Benzine Mag : Il y a quand même une certaine complexité à équilibrer une énergie intense avec une précision musicale. Comment gérez-vous cela dans l’écriture et les enregistrements ?
Micha : Je pense que cela vient des différentes compétences que nous avons en tant que musiciens. Parfois, l’énergie vient des voix, tandis qu’à d’autres moments, ce sont les guitares qui génèrent la puissance. De plus, Nadya et moi, qui sommes les deux guitaristes, aimons jouer à tour de rôle celui qui fait les trucs bruyants et celui qui fournit la ligne de base mélodique. Nous nous débrouillons avec cela, ce qui donne un mélange équilibré de sons complexes et de puissance brute.
Benzine Mag : Quelles sont vos plus grandes influences, à la fois musicales et au-delà, qui ont façonné votre musique ?
Micha : Cela diffère d’un membre à l’autre du groupe, mais pour moi, l’une des plus grandes influences dans le domaine des arts en général serait le regretté David Lynch. La façon dont il utilise le bizarre onirique dans son art est quelque chose qui m’a toujours inspiré. Laisser les gens deviner et ne jamais dévoiler complètement le mystère de l’art est quelque chose que j’apprécie beaucoup. L’art est aussi un aperçu du cerveau de celui qui le crée, ce que Lynch avait parfaitement maîtrisé. Vous saviez instantanément que vous regardiez quelque chose que seul David Lynch pouvait faire…

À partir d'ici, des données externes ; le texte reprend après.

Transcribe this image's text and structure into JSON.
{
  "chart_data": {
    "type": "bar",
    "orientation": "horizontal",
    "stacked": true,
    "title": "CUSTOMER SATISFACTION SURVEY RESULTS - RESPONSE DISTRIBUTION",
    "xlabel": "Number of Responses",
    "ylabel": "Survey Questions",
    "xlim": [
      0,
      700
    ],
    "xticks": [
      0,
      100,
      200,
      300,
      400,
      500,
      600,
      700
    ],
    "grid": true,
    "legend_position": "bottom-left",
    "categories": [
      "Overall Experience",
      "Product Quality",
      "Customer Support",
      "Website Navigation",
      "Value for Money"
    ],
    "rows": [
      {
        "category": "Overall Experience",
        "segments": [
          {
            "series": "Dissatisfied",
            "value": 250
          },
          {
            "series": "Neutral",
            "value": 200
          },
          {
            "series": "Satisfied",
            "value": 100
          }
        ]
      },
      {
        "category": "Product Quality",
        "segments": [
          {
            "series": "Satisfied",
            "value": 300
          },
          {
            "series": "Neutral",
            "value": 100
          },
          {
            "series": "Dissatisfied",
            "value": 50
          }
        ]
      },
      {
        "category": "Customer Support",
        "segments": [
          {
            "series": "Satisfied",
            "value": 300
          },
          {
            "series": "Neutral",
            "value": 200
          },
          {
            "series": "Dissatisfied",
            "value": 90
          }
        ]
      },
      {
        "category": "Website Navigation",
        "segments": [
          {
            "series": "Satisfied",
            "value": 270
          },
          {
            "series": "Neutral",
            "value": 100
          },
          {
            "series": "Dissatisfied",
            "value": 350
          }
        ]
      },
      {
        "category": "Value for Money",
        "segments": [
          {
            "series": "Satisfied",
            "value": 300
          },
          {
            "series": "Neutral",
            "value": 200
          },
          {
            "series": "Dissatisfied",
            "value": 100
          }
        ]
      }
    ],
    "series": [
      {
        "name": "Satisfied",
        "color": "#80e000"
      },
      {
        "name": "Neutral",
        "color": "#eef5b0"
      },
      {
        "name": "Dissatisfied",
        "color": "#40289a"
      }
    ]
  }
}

Benzine Mag : Le post-punk est souvent porteur d’une énergie brute et rebelle. Comment définissez-vous votre identité dans ce genre, surtout en venant des Pays-Bas, qui semblent être un endroit beaucoup plus calme que le Royaume-Uni, ou la France ?
Micha : Je ne savais pas que les Pays-Bas étaient un endroit beaucoup plus calme que le Royaume-Uni (rires)… Il y a 17 millions d’habitants sur un terrain d’un dixième de la taille de la France. Il y a de l’énergie brute et rebelle partout ici, mais les médias sont toujours trop concentrés sur le Royaume-Uni et les États-Unis. De plus, nous ne nous identifions pas vraiment au genre post-punk, car il est devenu trop générique pour encore représenter quoi que ce soit d’utile. Cela dit, l’énergie brute et rebelle est définitivement présente dans notre musique, mais nous ne vendrons pas ce message comme de l’eau de Cologne bon marché.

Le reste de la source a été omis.